ARTICLE 19 therefore urges university administrations and authorities to:
- Acknowledge that whenever protests end in violence, it was due to their failure to effectively facilitate peaceful protest, prevent violence, and engage in conflict resolution with those who were likely or intending to engage in violence. This is especially relevant in the context of student protests as young people who feel ignored or unheard are likely to engage in protests.
- Prioritise the facilitation of peaceful protest and avoid the need to resort to force, even if the protest is considered ‘unlawful’ under law or university regulations.
- Fully respect international human rights standards on policing protests and the use of force. The dispersal of any protest should only ever be used as a measure of last resort and should be in accordance with the principles of necessity and proportionality and should be ordered by a competent authority only if an imminent threat of violence outweighs the right to protest. Even if protesters are violent, law enforcement officials can only use firearms to disperse when strictly necessary to protect life.

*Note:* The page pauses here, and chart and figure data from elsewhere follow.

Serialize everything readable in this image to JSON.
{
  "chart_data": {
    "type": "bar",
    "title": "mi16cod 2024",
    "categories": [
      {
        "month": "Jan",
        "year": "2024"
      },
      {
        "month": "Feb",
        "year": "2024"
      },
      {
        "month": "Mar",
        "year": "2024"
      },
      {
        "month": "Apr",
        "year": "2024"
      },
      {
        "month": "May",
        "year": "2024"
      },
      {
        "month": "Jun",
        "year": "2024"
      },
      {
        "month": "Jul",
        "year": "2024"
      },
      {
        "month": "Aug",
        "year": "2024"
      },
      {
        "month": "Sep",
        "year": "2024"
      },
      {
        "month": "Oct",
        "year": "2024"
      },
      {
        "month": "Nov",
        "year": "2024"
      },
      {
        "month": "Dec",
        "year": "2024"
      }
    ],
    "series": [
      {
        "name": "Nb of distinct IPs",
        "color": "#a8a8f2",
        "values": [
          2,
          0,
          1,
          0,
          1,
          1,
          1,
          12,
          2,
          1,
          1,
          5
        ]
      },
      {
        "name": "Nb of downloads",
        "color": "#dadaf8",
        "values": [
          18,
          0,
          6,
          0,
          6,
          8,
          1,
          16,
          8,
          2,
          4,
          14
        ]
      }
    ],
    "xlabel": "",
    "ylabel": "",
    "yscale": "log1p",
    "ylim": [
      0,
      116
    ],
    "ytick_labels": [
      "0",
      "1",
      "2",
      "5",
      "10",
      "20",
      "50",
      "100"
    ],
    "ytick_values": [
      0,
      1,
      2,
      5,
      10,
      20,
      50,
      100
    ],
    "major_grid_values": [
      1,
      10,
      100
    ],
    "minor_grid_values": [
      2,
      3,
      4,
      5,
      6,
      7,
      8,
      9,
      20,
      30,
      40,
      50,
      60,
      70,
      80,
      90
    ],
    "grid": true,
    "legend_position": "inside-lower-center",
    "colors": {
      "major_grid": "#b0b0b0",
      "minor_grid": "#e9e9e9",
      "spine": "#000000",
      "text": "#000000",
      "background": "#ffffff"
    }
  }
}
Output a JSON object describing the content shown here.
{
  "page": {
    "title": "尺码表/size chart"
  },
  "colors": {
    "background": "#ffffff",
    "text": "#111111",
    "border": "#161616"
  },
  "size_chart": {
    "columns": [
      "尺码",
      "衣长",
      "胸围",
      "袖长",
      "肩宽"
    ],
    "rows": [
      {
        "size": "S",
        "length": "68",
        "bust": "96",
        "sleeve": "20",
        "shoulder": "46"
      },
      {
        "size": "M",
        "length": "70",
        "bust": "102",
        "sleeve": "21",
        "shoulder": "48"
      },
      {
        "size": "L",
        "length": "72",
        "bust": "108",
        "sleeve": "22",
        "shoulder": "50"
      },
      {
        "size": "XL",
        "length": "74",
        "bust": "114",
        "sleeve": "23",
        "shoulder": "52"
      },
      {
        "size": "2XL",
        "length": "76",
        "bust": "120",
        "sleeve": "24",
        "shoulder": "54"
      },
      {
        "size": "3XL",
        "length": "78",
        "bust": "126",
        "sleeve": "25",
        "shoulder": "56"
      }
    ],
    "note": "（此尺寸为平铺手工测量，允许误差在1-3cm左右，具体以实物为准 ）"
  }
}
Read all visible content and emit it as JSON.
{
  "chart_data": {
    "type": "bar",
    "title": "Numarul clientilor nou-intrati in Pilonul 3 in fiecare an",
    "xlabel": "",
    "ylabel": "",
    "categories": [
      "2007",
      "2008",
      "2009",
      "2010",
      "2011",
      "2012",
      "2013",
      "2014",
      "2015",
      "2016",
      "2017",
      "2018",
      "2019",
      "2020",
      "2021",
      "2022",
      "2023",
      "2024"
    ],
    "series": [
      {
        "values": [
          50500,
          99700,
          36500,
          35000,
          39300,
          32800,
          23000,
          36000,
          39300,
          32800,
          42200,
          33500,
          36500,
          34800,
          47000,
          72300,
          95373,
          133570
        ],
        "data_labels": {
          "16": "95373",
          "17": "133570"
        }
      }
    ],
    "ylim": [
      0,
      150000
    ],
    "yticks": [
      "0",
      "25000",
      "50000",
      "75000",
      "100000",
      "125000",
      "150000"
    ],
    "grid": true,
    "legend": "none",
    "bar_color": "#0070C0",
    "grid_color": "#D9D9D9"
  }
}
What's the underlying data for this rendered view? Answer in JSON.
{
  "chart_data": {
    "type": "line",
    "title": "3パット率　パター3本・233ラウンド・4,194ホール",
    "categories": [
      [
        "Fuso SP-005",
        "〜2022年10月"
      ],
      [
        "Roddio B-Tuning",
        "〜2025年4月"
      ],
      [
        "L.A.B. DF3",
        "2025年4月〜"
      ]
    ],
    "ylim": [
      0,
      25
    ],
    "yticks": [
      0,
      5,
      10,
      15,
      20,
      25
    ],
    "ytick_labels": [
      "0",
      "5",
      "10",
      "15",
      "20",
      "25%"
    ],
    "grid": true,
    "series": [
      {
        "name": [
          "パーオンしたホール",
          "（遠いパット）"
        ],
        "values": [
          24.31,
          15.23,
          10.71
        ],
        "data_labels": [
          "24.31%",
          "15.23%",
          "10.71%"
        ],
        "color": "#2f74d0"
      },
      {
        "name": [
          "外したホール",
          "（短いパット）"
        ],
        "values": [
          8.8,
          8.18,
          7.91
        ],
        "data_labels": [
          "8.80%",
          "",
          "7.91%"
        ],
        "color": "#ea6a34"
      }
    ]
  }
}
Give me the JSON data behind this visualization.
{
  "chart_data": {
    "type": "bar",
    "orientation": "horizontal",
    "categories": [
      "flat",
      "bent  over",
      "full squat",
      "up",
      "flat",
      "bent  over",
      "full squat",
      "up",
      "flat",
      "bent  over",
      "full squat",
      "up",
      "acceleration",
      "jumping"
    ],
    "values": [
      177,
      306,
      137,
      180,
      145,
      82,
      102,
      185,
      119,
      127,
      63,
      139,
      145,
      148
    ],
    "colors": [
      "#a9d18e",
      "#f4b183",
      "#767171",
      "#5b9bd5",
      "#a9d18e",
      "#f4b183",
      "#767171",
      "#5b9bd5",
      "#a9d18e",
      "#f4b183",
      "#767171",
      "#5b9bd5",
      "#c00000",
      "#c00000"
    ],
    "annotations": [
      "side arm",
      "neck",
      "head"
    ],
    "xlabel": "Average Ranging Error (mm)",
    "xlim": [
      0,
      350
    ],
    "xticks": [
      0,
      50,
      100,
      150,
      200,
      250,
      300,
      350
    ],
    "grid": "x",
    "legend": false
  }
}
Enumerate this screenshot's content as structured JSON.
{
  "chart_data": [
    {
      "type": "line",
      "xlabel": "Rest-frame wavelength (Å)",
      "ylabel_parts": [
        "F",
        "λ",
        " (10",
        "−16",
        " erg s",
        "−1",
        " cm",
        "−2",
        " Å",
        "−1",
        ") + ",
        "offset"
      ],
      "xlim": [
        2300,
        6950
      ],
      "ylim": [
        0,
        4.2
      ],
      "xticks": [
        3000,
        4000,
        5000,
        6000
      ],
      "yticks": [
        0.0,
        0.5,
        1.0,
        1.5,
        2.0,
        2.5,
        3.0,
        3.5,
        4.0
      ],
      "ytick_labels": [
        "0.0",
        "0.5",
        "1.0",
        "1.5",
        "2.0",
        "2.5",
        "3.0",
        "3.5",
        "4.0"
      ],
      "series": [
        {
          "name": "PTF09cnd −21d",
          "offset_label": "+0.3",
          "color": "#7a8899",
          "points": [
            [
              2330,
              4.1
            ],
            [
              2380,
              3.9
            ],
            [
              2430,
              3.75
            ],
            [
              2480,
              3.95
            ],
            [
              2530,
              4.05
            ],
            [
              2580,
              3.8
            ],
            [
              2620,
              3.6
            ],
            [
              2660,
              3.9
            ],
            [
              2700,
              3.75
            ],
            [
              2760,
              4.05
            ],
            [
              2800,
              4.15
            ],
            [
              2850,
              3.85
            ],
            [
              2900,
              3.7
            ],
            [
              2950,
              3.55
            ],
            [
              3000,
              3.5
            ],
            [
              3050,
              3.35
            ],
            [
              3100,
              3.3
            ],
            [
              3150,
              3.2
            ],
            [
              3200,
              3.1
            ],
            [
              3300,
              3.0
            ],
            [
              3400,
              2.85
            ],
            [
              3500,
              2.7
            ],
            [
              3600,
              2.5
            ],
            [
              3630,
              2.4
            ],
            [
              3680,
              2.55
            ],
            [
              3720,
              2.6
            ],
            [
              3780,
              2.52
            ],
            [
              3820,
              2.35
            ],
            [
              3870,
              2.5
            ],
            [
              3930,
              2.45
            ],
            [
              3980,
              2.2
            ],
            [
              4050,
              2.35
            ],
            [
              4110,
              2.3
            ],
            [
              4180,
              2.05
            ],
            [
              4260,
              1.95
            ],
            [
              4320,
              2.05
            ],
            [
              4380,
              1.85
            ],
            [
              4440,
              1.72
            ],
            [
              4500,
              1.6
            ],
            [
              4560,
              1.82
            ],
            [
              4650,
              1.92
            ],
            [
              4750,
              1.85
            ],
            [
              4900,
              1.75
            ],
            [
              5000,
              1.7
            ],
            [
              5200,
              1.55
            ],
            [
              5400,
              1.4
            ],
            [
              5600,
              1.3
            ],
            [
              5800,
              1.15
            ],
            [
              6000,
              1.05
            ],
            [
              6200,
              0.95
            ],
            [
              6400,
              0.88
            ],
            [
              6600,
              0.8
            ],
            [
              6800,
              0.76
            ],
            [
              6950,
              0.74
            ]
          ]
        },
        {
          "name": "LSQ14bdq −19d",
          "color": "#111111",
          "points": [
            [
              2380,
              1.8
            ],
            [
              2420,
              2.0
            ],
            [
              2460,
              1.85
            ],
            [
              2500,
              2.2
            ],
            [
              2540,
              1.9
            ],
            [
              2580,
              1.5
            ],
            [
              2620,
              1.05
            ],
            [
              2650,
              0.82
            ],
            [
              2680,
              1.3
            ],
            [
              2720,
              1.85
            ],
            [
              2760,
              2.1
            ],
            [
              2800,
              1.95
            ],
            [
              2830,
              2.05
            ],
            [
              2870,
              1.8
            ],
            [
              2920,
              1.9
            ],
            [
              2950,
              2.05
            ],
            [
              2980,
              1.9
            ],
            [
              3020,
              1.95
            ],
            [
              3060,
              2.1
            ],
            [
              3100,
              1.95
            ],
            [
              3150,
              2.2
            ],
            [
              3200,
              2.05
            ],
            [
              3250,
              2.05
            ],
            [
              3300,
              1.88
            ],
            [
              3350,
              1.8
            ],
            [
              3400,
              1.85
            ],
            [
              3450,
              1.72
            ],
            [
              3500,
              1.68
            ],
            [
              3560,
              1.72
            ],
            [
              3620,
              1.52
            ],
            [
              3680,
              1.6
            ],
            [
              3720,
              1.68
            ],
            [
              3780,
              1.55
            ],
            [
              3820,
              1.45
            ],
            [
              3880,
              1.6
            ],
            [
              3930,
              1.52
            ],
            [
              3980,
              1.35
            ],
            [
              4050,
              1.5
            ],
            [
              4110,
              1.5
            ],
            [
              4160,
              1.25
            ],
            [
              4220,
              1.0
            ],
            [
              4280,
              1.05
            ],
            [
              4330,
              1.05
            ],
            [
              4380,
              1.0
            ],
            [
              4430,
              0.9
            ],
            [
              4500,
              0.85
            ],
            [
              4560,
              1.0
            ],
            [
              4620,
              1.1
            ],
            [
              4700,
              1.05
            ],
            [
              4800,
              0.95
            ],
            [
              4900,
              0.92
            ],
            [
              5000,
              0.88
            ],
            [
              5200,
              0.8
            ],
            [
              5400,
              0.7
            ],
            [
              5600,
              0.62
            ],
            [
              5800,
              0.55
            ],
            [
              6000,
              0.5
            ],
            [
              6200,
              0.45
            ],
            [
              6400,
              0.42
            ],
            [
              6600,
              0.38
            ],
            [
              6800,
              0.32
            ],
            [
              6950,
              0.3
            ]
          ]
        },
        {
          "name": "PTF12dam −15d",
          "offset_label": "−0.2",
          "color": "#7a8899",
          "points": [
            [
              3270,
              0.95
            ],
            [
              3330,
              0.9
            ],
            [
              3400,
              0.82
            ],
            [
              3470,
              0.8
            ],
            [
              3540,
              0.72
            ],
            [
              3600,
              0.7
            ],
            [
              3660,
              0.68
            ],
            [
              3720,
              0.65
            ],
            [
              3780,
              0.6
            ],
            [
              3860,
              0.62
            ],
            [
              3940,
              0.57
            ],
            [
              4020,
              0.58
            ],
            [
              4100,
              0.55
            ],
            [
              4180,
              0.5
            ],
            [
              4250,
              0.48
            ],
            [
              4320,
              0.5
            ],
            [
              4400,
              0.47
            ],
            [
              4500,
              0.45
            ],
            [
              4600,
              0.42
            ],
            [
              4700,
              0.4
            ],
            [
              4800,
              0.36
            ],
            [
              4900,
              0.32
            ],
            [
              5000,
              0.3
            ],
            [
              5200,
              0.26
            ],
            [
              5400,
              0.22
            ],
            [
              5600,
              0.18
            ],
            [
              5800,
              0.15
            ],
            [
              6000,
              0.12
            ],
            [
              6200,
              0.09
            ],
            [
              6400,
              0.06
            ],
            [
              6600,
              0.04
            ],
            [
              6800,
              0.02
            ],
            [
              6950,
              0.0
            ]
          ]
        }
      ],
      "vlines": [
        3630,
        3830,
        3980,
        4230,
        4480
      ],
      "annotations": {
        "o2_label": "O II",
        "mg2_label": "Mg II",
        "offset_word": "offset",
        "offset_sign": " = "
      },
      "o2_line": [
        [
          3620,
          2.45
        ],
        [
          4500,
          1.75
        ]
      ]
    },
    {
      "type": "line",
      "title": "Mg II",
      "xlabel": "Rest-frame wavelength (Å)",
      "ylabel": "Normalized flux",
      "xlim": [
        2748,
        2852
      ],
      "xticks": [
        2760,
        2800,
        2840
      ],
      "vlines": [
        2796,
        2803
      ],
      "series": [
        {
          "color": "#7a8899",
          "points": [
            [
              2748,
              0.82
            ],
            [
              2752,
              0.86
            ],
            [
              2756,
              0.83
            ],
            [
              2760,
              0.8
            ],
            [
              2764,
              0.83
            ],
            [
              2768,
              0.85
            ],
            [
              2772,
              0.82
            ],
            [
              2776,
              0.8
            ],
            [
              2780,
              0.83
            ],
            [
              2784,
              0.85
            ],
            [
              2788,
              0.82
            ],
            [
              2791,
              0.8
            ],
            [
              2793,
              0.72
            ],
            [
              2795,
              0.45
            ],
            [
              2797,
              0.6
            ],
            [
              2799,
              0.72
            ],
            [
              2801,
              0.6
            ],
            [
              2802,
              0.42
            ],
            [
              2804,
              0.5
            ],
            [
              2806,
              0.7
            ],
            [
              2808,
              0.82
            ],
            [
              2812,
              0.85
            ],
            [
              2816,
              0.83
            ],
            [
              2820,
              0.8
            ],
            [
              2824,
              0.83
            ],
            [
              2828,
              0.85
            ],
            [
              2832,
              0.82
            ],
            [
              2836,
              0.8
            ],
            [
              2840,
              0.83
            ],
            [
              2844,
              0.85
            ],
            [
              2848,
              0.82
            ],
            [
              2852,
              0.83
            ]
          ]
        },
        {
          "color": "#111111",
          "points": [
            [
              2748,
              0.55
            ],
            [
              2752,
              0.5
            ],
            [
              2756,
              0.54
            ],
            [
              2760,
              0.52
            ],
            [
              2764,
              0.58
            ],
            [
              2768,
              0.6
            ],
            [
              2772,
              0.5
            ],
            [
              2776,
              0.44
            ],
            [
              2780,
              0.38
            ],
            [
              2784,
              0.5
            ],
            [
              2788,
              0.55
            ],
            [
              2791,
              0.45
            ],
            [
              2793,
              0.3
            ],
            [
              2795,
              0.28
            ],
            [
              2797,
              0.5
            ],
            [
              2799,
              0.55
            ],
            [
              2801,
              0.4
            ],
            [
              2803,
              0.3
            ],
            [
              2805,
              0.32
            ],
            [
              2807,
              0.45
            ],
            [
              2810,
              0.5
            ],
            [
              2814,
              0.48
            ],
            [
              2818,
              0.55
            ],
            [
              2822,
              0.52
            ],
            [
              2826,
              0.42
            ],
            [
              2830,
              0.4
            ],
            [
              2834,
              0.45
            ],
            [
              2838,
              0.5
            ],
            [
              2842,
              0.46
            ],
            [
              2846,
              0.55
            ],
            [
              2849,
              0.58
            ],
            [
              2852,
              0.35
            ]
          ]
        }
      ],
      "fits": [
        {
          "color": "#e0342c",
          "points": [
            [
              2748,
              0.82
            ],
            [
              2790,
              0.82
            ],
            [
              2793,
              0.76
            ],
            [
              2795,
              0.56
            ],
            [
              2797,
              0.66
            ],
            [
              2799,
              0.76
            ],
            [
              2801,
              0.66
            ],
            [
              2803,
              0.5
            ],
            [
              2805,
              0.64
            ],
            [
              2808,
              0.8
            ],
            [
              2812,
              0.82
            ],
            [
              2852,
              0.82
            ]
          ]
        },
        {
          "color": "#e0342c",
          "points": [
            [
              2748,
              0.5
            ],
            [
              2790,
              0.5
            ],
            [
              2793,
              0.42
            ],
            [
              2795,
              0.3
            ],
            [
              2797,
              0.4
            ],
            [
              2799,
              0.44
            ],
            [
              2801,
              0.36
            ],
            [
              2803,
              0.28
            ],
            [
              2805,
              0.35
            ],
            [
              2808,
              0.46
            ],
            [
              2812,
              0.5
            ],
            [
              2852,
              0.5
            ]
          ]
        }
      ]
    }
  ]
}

The police may only use tear gas to disperse a crowd when there is more generalised violence, due to its indiscriminate effects and high potential of harm.
5. Defend academic freedom
ARTICLE 19 recalls that academic freedom is an integral part of the right to freedom of expression. Freedom of expression is important for both formal settings (such as teaching, debates, and discussions in classroom and university settings, and presentation of scholarship or academic publications) and informal settings (on campuses). As mandated by international human rights standards, academics and students must be able to pursue freedom of expression through research, teaching, study, discussion, documentation, production, creation, or writing.
We urge university administrations to vigorously defend these rights in the context of conflict in Israel and the Occupied Palestinian Territories.
We endorse the recommendations of the UN Special Rapporteur on freedom of expression in his 2020 report on the freedom of opinion and expression aspects of academic freedom and urge both university administrations and state authorities to implement them.
In particular, we call on:
- Public authorities to recognise the vital importance of academic freedom and institutional autonomy of universities and other bodies that constitute the academic community. Authorities and politicians must refrain from attacks on academic institutions and those who constitute academic communities, and protect them from attacks – insulating them from assault – by third parties. They must also stop using tools of coercion, such as funding cuts, prosecution, or denial of tax benefits in order to pressure academic institutions to undertake certain actions.
- University administrations to ensure that members of their academic communities have protection against coercion by third parties, whether the state or groups in society. They must stand up for members of their communities who face attack or restriction owing to the exercise of their academic freedom.
ARTICLE 19 believes that university administrations and officials should actively listen to concerns raised by students and the academic community and address them in a meaningful way. That is what effective leaders do, and it is how university communities can move forward. Respect for freedom of expression and human rights standards is a must to ensure that university campuses and academic institutions remain vibrant spaces for the exercise of the rights to expression, protest, and other fundamental freedoms.